女人打量了一下陸清的穿著,這衣服是什麼牌子的她並不認識,但據她當主播這麼多年的經驗來看,陸清身上的裙子至少六位數。
僅是衣服也就罷了,她手腕上戴的表價值千萬,而且還是全球限定,能買到的人絕對不是一般的有錢人。
女人愣了愣,好半晌才問:
“那你想怎麼樣?”
陸清:“請我們吃頓飯吧!”
女人答應了。
等吃得差不多了,陸清便拿出人魚畫的照片遞給她:
“這幅畫你應該很熟悉吧!”
女人接過來一看,嚇得直接把手機丟到桌上。
“這……這幅畫是誰畫的?”女人驚恐萬分。
陸清笑著回答:“是個畫家,他說他在人魚灣等朝陽的時候無意中看見的,於是就畫了下來。”
女人嚇得臉都白了,手也輕輕顫抖起來。
見她不說話,陸清繼續道:
“畫上的女孩是你吧!”
“不是!”女人下意識地反駁,卻更證明了她的心虛。
“別急著否認,我再給你看一樣東西!”
陸清將那顆血珠拿了出來,放到她面前:
“人魚只有在極悲極怒之下才會流出血淚,血淚化作血珠,每一滴都是在消耗他的生命。”
“小姐姐,你以為你放了他是為他好,可對人魚來說,你是背叛了他,他那天是想殺了你的。”
聞言,女人眼中滿是震驚。
她根本不知道這點,只覺得把人魚放回大海才是為他好。
沉默良久後,女人輕撫著畫上的人魚,哽咽著問:
“他真的想殺我嗎?”
陸清嘆了口氣道:
“人魚雖然看著上半身像人,可其實還是個魚腦子,你指望他理解你的用心,那是不可能的。”
“所以你能告訴我你跟那條人魚的故事嗎?”
女人沉默了一會兒,眼角滑落兩行清淚,隨後輕聲將她跟人魚流觴的故事娓娓道來。
女人名叫江瀾,剛剛那個要打她的男人是她的父親。
江瀾父親是個養蚌人,靠出售蚌珠維持生計,但後來養殖的人越來越多,普通的珍珠根本賣不上價錢。
後來,他在出海時無意中撈上來了一條小人魚。
這條小人魚看著也就人類五六歲大的樣子,江瀾父親想到人魚淚可化作上品珍珠的事,便將他帶了回去,養在一個巨大的魚缸裡。

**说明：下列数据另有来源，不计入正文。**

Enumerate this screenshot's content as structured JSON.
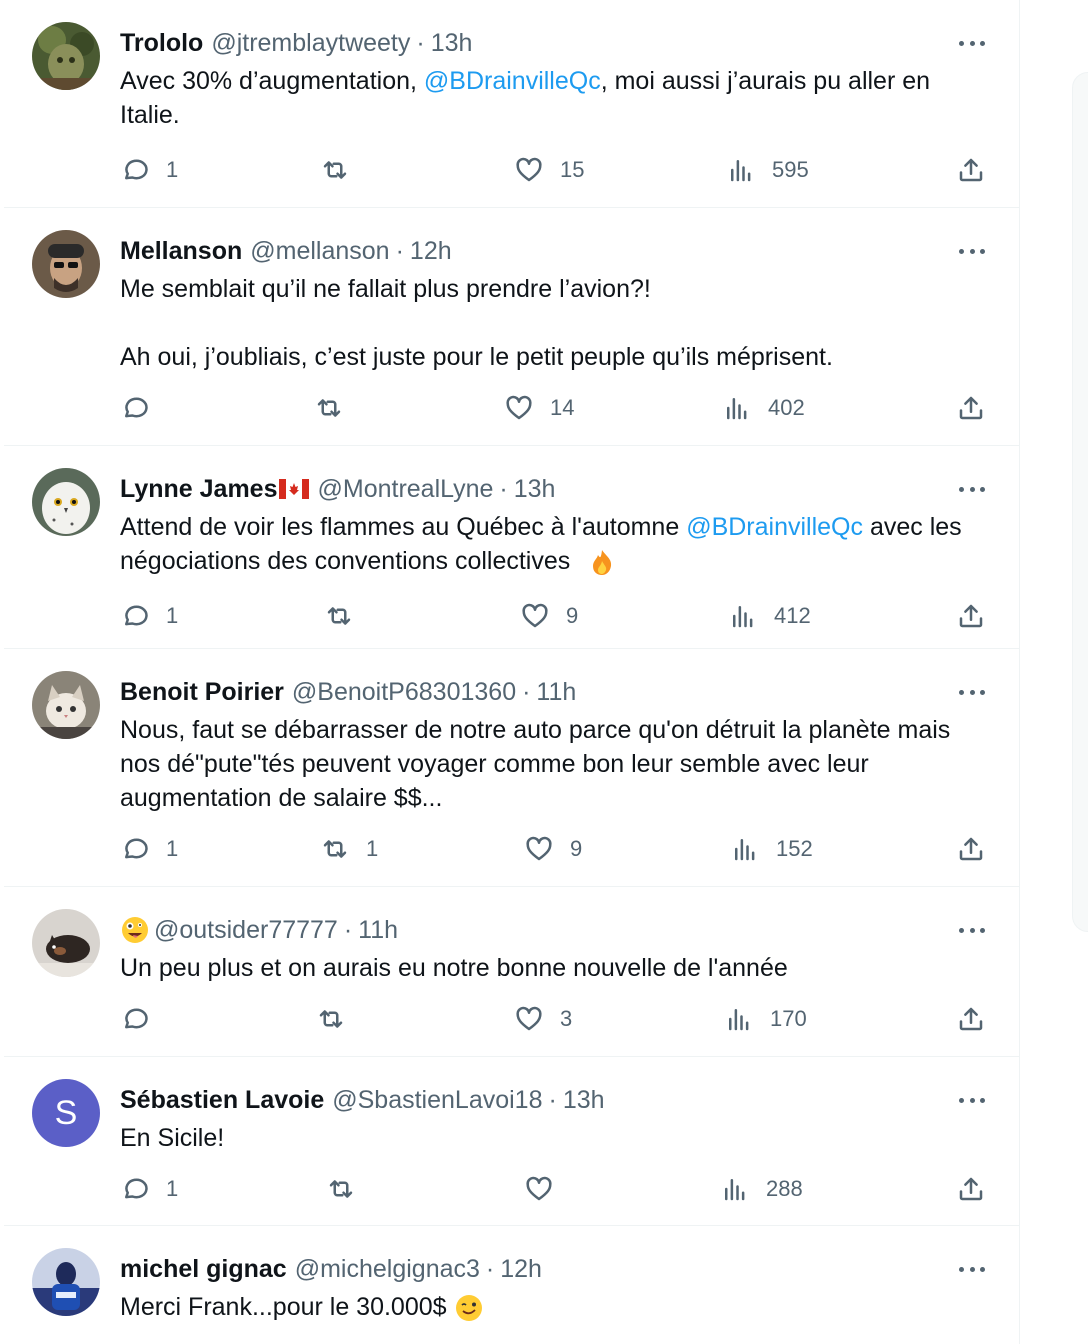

那時的江瀾才五歲,見小人魚跟她年紀相仿便時常找他玩,跟他說話。
人魚只有在十八歲以後才會流淚,江瀾父親也只能養著他。
從那以後,江瀾多了一個朋友,她給他取名流觴。
流觴一開始連話都不會說,是江瀾慢慢教他,他才終於會說人話。
就這樣,十幾年很快過去了。
流觴越長越漂亮,魚缸也越換越大,但他就是流不出眼淚。
彼時江瀾父親的生意已經快撐不下去了,他為了逼流觴流淚,竟然用刀刺傷了他。
流觴吃了疼,終於流出了眼淚。
那一顆顆眼淚化作了圓潤潔白的珍珠,讓江瀾父親換了一大筆錢回來。